Out in the parking lot for the WWB is a newly donated vehicle – the largest golf cart I’ve ever seen – complete with a wheelchair ramp on the side

These aren’t my best photos – being shot from my phone. Too many items to lug around with me during tax season, so please accept my apologies for the grainy texture and movement – guess I need a tripod?

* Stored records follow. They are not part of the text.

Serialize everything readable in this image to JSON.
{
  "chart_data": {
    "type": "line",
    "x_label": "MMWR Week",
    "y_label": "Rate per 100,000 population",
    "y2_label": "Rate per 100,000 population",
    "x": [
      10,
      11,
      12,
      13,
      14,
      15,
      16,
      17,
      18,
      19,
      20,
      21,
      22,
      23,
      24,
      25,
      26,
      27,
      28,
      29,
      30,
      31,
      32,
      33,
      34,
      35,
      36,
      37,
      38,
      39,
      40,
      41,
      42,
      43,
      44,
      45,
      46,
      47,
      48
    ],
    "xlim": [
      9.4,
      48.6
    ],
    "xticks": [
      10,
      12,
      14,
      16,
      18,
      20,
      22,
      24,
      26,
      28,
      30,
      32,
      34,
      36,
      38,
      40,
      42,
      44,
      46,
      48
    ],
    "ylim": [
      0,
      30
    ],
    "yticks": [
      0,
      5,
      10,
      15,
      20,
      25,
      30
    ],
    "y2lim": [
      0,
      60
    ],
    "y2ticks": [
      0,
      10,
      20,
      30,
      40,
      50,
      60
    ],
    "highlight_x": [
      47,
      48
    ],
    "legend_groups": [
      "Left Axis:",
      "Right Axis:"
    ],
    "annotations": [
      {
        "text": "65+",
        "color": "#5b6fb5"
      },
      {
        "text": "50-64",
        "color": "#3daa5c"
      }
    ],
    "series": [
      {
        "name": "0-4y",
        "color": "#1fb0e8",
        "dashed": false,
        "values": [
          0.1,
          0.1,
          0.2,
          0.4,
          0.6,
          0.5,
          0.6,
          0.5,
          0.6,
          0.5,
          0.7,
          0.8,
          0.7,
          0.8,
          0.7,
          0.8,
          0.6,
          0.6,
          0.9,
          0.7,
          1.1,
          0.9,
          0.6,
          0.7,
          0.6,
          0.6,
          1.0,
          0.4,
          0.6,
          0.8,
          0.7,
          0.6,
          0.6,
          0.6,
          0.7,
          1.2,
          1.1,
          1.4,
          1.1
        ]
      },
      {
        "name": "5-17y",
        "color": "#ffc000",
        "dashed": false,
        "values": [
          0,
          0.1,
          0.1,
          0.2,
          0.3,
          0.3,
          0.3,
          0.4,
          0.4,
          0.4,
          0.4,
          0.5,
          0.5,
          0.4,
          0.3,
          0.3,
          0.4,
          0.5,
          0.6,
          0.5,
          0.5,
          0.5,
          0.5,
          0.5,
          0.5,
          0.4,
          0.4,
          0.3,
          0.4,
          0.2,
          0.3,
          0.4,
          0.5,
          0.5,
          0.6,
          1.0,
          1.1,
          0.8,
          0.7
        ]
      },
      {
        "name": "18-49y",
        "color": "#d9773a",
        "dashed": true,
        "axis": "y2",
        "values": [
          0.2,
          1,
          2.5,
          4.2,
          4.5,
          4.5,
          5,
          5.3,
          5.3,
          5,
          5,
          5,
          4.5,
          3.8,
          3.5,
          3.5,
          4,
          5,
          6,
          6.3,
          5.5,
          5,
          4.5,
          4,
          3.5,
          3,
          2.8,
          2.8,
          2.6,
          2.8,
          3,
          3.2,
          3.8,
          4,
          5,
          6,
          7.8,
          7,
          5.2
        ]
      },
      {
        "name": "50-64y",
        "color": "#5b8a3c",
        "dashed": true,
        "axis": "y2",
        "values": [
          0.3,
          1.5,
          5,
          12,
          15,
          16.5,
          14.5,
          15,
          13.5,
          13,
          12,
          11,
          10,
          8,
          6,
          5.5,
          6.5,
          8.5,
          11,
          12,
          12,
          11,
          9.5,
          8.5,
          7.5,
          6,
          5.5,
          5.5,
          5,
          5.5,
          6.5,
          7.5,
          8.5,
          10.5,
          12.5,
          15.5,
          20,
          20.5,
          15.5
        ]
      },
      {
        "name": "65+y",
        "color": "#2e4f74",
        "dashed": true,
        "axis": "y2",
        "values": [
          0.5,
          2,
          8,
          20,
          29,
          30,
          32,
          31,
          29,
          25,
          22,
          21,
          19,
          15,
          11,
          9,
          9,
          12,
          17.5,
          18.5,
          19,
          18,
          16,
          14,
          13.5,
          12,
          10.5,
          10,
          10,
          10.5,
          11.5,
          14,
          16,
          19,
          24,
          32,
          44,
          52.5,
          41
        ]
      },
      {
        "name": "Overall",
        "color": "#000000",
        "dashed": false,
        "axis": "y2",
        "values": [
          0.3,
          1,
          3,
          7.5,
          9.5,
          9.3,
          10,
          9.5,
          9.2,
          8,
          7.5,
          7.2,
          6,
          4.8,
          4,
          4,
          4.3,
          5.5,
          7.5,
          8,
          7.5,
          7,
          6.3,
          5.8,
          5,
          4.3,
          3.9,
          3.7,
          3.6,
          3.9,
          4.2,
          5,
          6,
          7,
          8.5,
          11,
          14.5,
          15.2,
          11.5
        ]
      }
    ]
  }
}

What I really wanted to talk about was the nature of the beast for the injuries at the WWB. I’ve heard, in sotto voce, from a few visitors that these Marines don’t appear to have much in the way of injury. Hanging around every week during tax season I get a vastly different picture of the extent of damage done to these fine young Marines. If you read the article in today’s Parade magazine that came with the Sunday paper, you’ll see a note on traumatic brain injury. I was also cleaning up the huge accumulated pile of magazines on one of my sofas and found September 2008 issue of Popular Science. In this issue is a very good article about blast trauma, entitled “Shock to the System”. These Marines have been discharged from the actual hospital setting but are in no way ready for normal, mainstream work. They have all the traumatic brain injury memory problems discussed in those two articles and more. One Marine this season was my project. It took FIVE appointments to get him to my office to begin fixing his tax situation. It wasn’t that he didn’t want to come. Five minutes after we would set an appointment he absolutely could not remember there was one made. Having experienced the widow’s fog after the death of my husband I can relate in a tiny manner. I would promise folks that I’d do something. Learned that I had to write down what I said I’d do. Once the note was put down in the to-do pile the memory of it absolutely left my brain. Six months to a year later I’d find the note as it rose to the surface – and then had to decide if I’d do the thing tardy or never at all. While doing the taxes I watch the Marines struggle with log in id’s and passwords. Some have huge notebooks filled with all the things they have to REMEMBER. If they ever lost those books or the phone with memo capability, their ability to function is toast. The WWB is striving to assist them with regaining memory functions and coping mechanisms so they can get back on track, and a good job done by the USMC in addressing this issue.

Now I’ll get off my soap box and get back to crunching numbers for tax returns…..the accumulated pile of quilts needing binding is crying out to me, but I must have strength and resist for another three weeks!! Hope you and your families have a great spring.